Don't castigate Web User or anyone else. They page they linked to contains links to both the Windows installer and the documentation wiki, which includes installation instructions. You would have saved yourself some time by reading more carefully. As for being "left in DOS", you were left right where you were supposed to be. get_iplayer is a command-line application, which is why the start menu shortcut places you at a command prompt. The pictures in Web User were presumably of the Web PVR Manager, which is a browser-based interface to get_iplayer, not a Windows application. If their article didn't say as much, maybe they are due a bit of castigation.
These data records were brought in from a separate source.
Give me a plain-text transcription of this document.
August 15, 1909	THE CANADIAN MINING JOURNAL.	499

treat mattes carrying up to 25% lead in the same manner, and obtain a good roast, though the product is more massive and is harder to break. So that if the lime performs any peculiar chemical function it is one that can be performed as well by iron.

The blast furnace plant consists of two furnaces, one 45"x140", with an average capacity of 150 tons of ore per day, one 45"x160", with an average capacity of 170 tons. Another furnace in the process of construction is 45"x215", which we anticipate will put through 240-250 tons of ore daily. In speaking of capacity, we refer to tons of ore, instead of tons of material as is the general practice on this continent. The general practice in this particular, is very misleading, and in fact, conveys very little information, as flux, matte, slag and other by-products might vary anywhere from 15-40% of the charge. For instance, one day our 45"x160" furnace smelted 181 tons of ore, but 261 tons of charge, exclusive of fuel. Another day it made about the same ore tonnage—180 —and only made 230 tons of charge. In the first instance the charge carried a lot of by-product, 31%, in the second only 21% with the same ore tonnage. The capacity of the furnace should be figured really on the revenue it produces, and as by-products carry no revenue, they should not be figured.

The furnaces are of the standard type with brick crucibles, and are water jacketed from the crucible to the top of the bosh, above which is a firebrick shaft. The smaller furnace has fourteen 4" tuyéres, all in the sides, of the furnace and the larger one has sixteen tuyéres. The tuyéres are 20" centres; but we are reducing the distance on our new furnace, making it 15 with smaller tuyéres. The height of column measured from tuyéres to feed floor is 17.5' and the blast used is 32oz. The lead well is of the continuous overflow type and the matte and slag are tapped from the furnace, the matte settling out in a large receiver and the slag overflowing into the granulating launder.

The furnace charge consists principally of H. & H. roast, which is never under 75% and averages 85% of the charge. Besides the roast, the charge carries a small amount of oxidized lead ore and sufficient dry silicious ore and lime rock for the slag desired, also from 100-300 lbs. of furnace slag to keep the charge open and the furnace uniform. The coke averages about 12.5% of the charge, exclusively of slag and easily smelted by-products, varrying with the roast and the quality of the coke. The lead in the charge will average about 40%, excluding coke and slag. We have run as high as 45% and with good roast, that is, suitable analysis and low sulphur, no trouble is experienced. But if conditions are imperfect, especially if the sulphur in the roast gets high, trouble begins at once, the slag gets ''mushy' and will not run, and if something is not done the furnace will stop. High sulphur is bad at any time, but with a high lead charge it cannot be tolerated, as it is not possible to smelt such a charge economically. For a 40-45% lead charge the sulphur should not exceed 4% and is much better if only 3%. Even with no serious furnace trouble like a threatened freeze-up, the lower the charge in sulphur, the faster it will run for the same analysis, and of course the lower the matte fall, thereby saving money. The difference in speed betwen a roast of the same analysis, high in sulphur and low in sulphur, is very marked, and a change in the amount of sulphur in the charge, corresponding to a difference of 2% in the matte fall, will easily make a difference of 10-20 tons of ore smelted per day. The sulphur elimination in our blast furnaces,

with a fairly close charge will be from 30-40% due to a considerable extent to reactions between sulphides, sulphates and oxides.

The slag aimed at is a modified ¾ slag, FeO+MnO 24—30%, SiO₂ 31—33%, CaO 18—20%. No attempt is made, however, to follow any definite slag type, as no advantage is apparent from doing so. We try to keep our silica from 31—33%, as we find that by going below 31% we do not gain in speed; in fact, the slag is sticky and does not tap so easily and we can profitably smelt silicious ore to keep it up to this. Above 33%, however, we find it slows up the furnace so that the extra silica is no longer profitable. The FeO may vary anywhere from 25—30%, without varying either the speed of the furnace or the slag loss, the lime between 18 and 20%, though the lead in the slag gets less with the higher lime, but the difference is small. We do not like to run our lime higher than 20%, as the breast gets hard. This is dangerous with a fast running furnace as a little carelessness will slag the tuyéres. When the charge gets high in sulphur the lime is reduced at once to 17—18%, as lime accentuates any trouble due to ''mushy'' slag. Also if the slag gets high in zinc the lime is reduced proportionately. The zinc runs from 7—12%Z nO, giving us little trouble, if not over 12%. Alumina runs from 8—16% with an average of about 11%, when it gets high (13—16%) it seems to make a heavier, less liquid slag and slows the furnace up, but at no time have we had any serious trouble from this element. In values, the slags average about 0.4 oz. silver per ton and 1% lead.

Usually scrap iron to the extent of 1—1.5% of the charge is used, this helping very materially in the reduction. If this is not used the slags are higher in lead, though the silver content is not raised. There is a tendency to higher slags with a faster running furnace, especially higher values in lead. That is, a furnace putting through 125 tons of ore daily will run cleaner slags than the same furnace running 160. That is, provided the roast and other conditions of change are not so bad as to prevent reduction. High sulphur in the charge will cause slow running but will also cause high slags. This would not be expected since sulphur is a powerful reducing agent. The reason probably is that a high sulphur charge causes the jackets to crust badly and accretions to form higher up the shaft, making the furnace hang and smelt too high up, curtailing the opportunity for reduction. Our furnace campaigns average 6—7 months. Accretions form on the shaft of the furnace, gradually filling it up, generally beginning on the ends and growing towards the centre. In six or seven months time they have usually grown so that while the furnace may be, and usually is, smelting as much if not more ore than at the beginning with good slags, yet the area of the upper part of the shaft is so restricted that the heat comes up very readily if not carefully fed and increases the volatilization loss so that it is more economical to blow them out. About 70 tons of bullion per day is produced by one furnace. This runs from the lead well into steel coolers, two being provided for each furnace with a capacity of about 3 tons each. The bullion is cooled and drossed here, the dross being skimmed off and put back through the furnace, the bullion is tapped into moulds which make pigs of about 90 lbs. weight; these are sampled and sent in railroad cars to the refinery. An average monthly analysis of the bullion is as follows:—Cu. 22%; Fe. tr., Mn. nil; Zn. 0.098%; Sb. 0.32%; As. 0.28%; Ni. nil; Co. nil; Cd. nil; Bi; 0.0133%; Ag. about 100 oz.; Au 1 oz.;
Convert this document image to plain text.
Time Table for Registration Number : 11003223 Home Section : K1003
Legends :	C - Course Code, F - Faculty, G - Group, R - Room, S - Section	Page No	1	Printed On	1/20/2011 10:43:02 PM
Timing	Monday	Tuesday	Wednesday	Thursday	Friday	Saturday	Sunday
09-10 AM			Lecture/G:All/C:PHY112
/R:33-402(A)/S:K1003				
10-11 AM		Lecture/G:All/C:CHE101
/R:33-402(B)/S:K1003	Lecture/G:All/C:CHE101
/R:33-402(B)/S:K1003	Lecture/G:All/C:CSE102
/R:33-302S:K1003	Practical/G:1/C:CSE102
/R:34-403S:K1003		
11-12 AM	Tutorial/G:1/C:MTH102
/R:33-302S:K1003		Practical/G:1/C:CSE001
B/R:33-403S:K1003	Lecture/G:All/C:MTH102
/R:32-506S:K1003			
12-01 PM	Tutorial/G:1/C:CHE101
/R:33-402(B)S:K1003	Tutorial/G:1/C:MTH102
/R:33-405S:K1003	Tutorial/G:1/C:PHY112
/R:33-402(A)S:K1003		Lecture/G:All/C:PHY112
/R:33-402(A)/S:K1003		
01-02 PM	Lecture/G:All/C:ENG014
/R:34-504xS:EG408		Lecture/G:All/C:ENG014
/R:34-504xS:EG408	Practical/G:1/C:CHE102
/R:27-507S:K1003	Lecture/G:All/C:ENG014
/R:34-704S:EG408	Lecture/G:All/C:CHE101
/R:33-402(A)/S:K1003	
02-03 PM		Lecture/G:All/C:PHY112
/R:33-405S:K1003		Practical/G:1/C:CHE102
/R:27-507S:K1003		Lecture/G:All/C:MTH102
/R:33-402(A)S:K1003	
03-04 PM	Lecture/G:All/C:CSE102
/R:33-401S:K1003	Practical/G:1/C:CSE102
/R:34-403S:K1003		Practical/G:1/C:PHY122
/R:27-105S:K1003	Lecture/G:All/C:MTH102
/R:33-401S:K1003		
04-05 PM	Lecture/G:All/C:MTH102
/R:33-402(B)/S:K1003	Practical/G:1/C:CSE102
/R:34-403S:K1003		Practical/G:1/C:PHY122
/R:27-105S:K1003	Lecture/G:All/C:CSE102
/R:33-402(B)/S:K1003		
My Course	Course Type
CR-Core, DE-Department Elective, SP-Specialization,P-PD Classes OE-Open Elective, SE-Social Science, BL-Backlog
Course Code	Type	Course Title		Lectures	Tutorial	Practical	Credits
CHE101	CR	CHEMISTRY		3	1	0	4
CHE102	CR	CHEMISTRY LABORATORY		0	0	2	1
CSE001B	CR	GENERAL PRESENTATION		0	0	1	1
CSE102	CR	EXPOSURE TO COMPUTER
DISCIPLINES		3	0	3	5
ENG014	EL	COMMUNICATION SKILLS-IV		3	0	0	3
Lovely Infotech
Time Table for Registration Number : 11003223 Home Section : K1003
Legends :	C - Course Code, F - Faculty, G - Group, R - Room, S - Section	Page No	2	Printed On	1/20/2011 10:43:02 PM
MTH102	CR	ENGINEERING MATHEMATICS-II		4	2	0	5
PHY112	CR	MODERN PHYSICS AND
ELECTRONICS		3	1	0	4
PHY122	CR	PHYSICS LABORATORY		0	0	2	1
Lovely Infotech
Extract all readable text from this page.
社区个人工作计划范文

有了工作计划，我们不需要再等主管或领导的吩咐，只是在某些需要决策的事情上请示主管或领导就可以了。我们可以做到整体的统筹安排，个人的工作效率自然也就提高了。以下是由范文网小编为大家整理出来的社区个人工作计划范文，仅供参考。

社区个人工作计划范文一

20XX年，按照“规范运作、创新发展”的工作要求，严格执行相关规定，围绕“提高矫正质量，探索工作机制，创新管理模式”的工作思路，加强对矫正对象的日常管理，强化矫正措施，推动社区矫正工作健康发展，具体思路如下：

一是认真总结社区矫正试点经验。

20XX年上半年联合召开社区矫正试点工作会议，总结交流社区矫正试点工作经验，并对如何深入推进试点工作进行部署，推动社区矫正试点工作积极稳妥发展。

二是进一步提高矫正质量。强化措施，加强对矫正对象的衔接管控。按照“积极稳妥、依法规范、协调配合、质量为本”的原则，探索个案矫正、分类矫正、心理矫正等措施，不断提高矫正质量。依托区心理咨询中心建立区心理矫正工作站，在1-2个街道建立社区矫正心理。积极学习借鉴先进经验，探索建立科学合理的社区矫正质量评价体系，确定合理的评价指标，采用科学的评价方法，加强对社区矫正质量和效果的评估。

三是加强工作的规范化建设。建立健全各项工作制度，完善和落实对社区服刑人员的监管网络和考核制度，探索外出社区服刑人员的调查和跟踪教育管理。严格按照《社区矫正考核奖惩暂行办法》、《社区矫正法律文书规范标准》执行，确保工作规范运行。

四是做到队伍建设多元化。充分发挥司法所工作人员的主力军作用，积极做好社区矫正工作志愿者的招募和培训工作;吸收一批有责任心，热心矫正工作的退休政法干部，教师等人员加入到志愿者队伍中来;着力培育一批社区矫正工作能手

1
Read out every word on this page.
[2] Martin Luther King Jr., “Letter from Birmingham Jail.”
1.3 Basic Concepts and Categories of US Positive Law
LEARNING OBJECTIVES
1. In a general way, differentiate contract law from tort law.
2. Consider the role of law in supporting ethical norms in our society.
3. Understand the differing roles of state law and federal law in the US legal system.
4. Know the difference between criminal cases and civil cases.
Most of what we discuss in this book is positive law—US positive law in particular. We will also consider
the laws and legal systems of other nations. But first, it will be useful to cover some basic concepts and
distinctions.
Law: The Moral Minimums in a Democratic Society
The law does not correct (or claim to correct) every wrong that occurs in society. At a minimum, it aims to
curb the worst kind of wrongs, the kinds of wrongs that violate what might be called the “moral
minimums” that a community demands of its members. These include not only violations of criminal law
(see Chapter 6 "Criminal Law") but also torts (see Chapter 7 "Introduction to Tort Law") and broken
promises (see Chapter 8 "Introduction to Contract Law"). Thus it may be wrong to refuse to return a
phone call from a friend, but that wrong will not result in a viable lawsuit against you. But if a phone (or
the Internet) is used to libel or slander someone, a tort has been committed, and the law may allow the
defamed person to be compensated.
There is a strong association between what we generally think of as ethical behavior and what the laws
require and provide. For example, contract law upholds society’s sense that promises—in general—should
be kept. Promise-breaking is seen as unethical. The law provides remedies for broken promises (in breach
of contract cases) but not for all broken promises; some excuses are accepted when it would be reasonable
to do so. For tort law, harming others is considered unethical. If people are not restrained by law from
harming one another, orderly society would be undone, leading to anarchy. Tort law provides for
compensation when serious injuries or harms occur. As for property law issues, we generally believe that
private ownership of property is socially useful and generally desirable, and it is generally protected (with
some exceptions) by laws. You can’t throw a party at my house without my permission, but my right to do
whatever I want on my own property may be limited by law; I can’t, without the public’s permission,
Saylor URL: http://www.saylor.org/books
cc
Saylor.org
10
You need to start over again with this:

https://squarepenguin.co.uk/wiki/installation/winsetup/

Next, read the Wiki and Guides sections of this site.

user-707

Hi Dinky - this is good, using the Web PVR Manager (WPM) is SO much easier than the command line. I know I would have found life a lot easier if this had perhaps been stressed a bit more at the outset. Just a suggestion.
And a couple of small things that confused me:
1. WPM may not be pinned to Start, so users could be told to search for it & then pin to Start
2. WPM launched my default browser to http://localhost.com:1935/ (if memory serves), it took me a while to spot that and replace with http://localhost:1935/ - then it works a treat!

user-2

It's up to users whether or not they want to pin menu items to Start. It's not for me to tell them how to set up their Start menus.

WPM does not launch browsers to localhost.com. If you're getting .com appended, that's your browser, or an add-on or something else messing with the URL.